I'm looking to use a distributed cache in python. I have a fastApi application and wish that every instance have access to the same data as our load balancer may route the incoming requests differently. The problem is that I'm storing / editing information about a relatively big data set from a arrow feather file and processing it with Vaex. The feather file automaticaly loads the correct types for the data. The data structure I need to store will use a user id as a key and the value will be a large array of arrays of numbers. I've looked at memcache and redis as possible caching solutions, but both seem to store entries as strings / simple values. I'm looking to avoid parsing strings and extra processing on a large amount data. Is there a distributed caching stategy that will let me persist types?
One solution we came up with is to store the data in mutliple feather files in a directory that is accessible to all instances of the app but this seems to be messy as you would need to clean up / delete the files after each session.

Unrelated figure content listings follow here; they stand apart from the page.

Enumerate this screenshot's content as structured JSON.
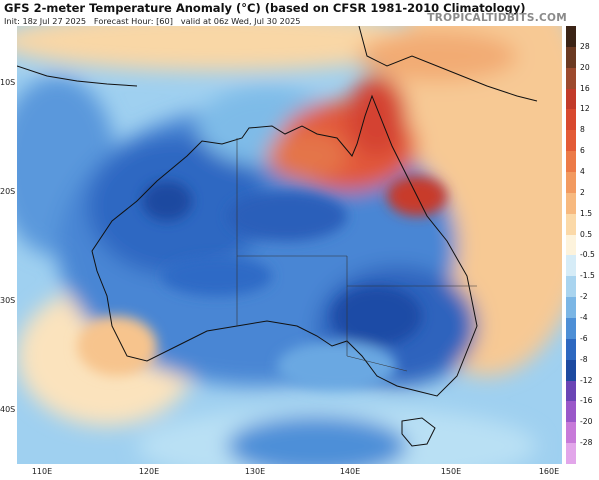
{
  "header": {
    "title": "GFS 2-meter Temperature Anomaly (°C) (based on CFSR 1981-2010 Climatology)",
    "init": "Init: 18z Jul 27 2025",
    "forecast_hour": "Forecast Hour: [60]",
    "valid": "valid at 06z Wed, Jul 30 2025",
    "brand": "TROPICALTIDBITS.COM"
  },
  "map": {
    "region": "Australia",
    "lat_labels": [
      "10S",
      "20S",
      "30S",
      "40S"
    ],
    "lon_labels": [
      "110E",
      "120E",
      "130E",
      "140E",
      "150E",
      "160E"
    ]
  },
  "colorbar": {
    "labels": [
      "28",
      "20",
      "16",
      "12",
      "8",
      "6",
      "4",
      "2",
      "1.5",
      "0.5",
      "-0.5",
      "-1.5",
      "-2",
      "-4",
      "-6",
      "-8",
      "-12",
      "-16",
      "-20",
      "-28"
    ],
    "colors": [
      "#3b2416",
      "#6b3a22",
      "#9c4a2e",
      "#c23b2a",
      "#d8492f",
      "#e35b36",
      "#ec7a47",
      "#f29a60",
      "#f7b97f",
      "#fbd9a8",
      "#fdf3dc",
      "#d6ecf7",
      "#a9d4ef",
      "#7bb6e5",
      "#4d8fd6",
      "#2d68c0",
      "#1d4aa0",
      "#6a45b5",
      "#9a58c9",
      "#c77ad9",
      "#e2a6ea"
    ]
  }
}
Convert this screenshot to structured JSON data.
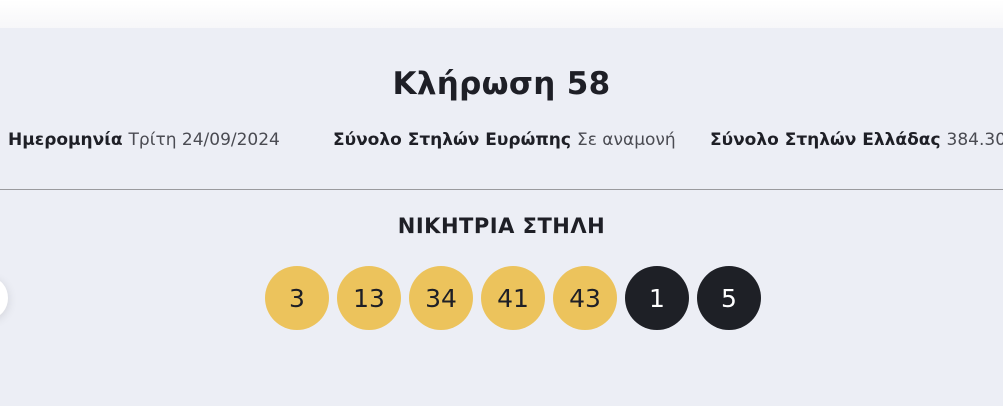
{
  "draw": {
    "title": "Κλήρωση 58",
    "info": [
      {
        "label": "Ημερομηνία",
        "value": "Τρίτη 24/09/2024"
      },
      {
        "label": "Σύνολο Στηλών Ευρώπης",
        "value": "Σε αναμονή"
      },
      {
        "label": "Σύνολο Στηλών Ελλάδας",
        "value": "384.30"
      }
    ],
    "winning_title": "ΝΙΚΗΤΡΙΑ ΣΤΗΛΗ",
    "numbers": [
      "3",
      "13",
      "34",
      "41",
      "43"
    ],
    "stars": [
      "1",
      "5"
    ]
  },
  "colors": {
    "main_ball": "#ecc35c",
    "star_ball": "#1e2026",
    "background": "#eceef5"
  },
  "icons": {
    "prev": "carousel-prev-button"
  }
}
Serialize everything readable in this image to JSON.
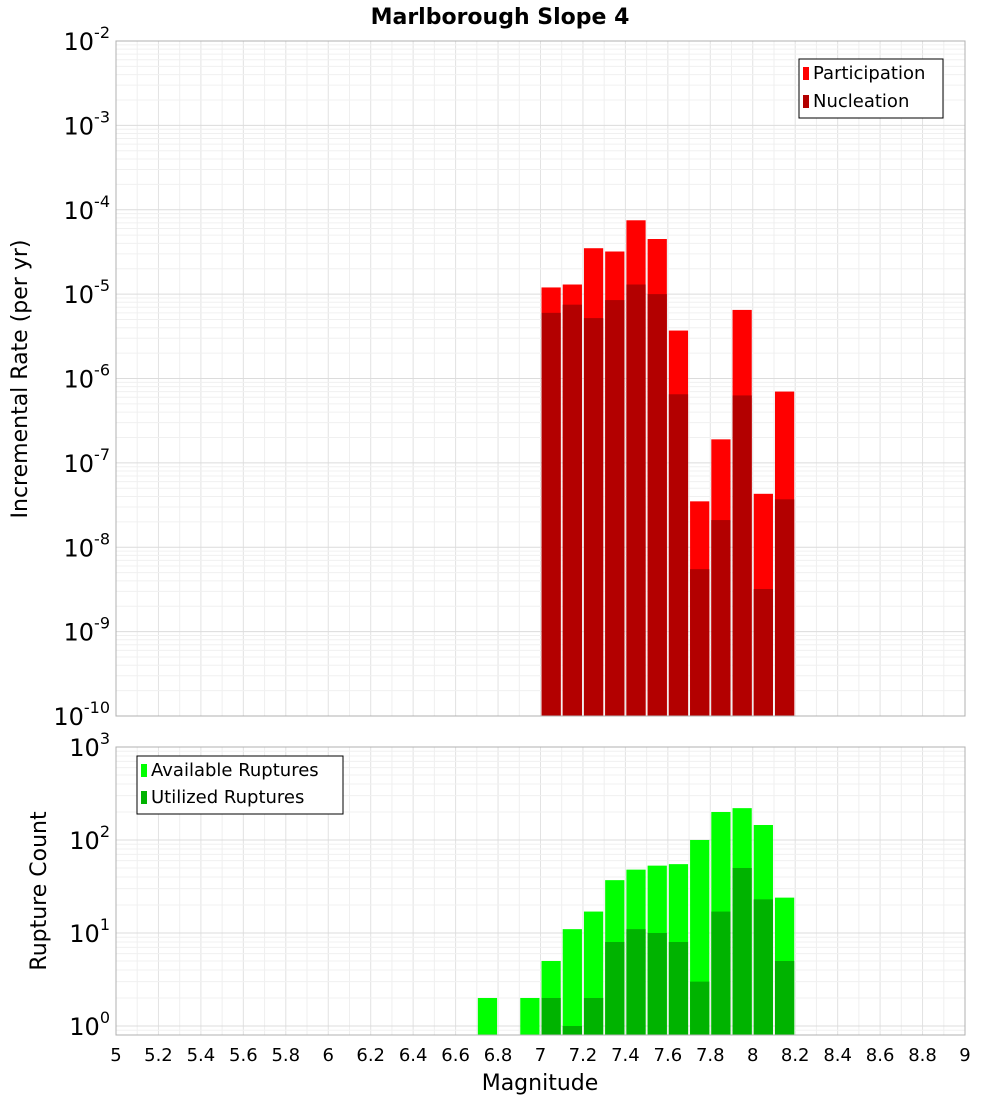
{
  "chart_data": {
    "type": "bar",
    "title": "Marlborough Slope 4",
    "xlabel": "Magnitude",
    "xlim": [
      5,
      9
    ],
    "x_ticks": [
      "5",
      "5.2",
      "5.4",
      "5.6",
      "5.8",
      "6",
      "6.2",
      "6.4",
      "6.6",
      "6.8",
      "7",
      "7.2",
      "7.4",
      "7.6",
      "7.8",
      "8",
      "8.2",
      "8.4",
      "8.6",
      "8.8",
      "9"
    ],
    "bin_width": 0.1,
    "grid": true,
    "panels": [
      {
        "ylabel": "Incremental Rate (per yr)",
        "yscale": "log",
        "ylim": [
          1e-10,
          0.01
        ],
        "y_tick_exponents": [
          "-10",
          "-9",
          "-8",
          "-7",
          "-6",
          "-5",
          "-4",
          "-3",
          "-2"
        ],
        "legend_position": "top-right",
        "series": [
          {
            "name": "Participation",
            "color": "#ff0000",
            "x": [
              7.05,
              7.15,
              7.25,
              7.35,
              7.45,
              7.55,
              7.65,
              7.75,
              7.85,
              7.95,
              8.05,
              8.15
            ],
            "values": [
              1.2e-05,
              1.3e-05,
              3.5e-05,
              3.2e-05,
              7.5e-05,
              4.5e-05,
              3.7e-06,
              3.5e-08,
              1.9e-07,
              6.5e-06,
              4.3e-08,
              7e-07
            ]
          },
          {
            "name": "Nucleation",
            "color": "#b30000",
            "x": [
              7.05,
              7.15,
              7.25,
              7.35,
              7.45,
              7.55,
              7.65,
              7.75,
              7.85,
              7.95,
              8.05,
              8.15
            ],
            "values": [
              6e-06,
              7.5e-06,
              5.2e-06,
              8.5e-06,
              1.3e-05,
              1e-05,
              6.5e-07,
              5.5e-09,
              2.1e-08,
              6.3e-07,
              3.2e-09,
              3.7e-08
            ]
          }
        ]
      },
      {
        "ylabel": "Rupture Count",
        "yscale": "log",
        "ylim": [
          0.8,
          1000
        ],
        "y_tick_exponents": [
          "0",
          "1",
          "2",
          "3"
        ],
        "legend_position": "top-left",
        "series": [
          {
            "name": "Available Ruptures",
            "color": "#00ff00",
            "x": [
              6.75,
              6.95,
              7.05,
              7.15,
              7.25,
              7.35,
              7.45,
              7.55,
              7.65,
              7.75,
              7.85,
              7.95,
              8.05,
              8.15
            ],
            "values": [
              2,
              2,
              5,
              11,
              17,
              37,
              48,
              53,
              55,
              100,
              200,
              220,
              145,
              24
            ]
          },
          {
            "name": "Utilized Ruptures",
            "color": "#00b300",
            "x": [
              6.75,
              6.95,
              7.05,
              7.15,
              7.25,
              7.35,
              7.45,
              7.55,
              7.65,
              7.75,
              7.85,
              7.95,
              8.05,
              8.15
            ],
            "values": [
              null,
              null,
              2,
              1,
              2,
              8,
              11,
              10,
              8,
              3,
              17,
              50,
              23,
              5
            ]
          }
        ]
      }
    ]
  }
}
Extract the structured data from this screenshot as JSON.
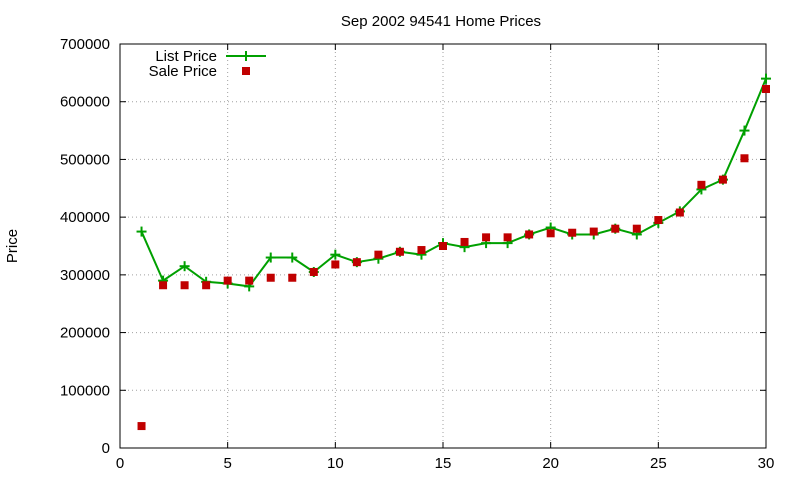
{
  "chart_data": {
    "type": "line",
    "title": "Sep 2002 94541 Home Prices",
    "xlabel": "",
    "ylabel": "Price",
    "xlim": [
      0,
      30
    ],
    "ylim": [
      0,
      700000
    ],
    "xticks": [
      0,
      5,
      10,
      15,
      20,
      25,
      30
    ],
    "yticks": [
      0,
      100000,
      200000,
      300000,
      400000,
      500000,
      600000,
      700000
    ],
    "grid": true,
    "legend_position": "top-left",
    "series": [
      {
        "name": "List Price",
        "style": "line+cross",
        "color": "#00a000",
        "x": [
          1,
          2,
          3,
          4,
          5,
          6,
          7,
          8,
          9,
          10,
          11,
          12,
          13,
          14,
          15,
          16,
          17,
          18,
          19,
          20,
          21,
          22,
          23,
          24,
          25,
          26,
          27,
          28,
          29,
          30
        ],
        "values": [
          375000,
          290000,
          315000,
          288000,
          285000,
          280000,
          330000,
          330000,
          305000,
          335000,
          322000,
          328000,
          340000,
          335000,
          355000,
          348000,
          355000,
          355000,
          370000,
          382000,
          370000,
          370000,
          380000,
          370000,
          390000,
          410000,
          448000,
          465000,
          550000,
          640000
        ]
      },
      {
        "name": "Sale Price",
        "style": "square",
        "color": "#c00000",
        "x": [
          1,
          2,
          3,
          4,
          5,
          6,
          7,
          8,
          9,
          10,
          11,
          12,
          13,
          14,
          15,
          16,
          17,
          18,
          19,
          20,
          21,
          22,
          23,
          24,
          25,
          26,
          27,
          28,
          29,
          30
        ],
        "values": [
          38000,
          282000,
          282000,
          282000,
          290000,
          290000,
          295000,
          295000,
          305000,
          318000,
          322000,
          335000,
          340000,
          343000,
          350000,
          357000,
          365000,
          365000,
          370000,
          372000,
          373000,
          375000,
          380000,
          380000,
          395000,
          408000,
          456000,
          465000,
          502000,
          622000
        ]
      }
    ]
  }
}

Redis 'strings' are actually able to store arbitrary binary data, it isn't limited to actual strings. From https://redis.io/topics/data-types:
Redis Strings are binary safe, this means that a Redis string can contain any kind of data, for instance a JPEG image or a serialized Ruby object. A String value can be at max 512 Megabytes in length.
Another option is to use Flatbuffers, which is a serialisation protocol specifically designed to allow reading/writing serialised objects without expensive deserialisation.
Although I would suggest reconsidering storing large, complex data structures as cache values. The drawback is that any change will lead to having to rewrite the entire thing in cache which can get expensive, so consider breaking it up into smaller k/v pairs if possible. You could use Redis Hash data type to make this easier to implement.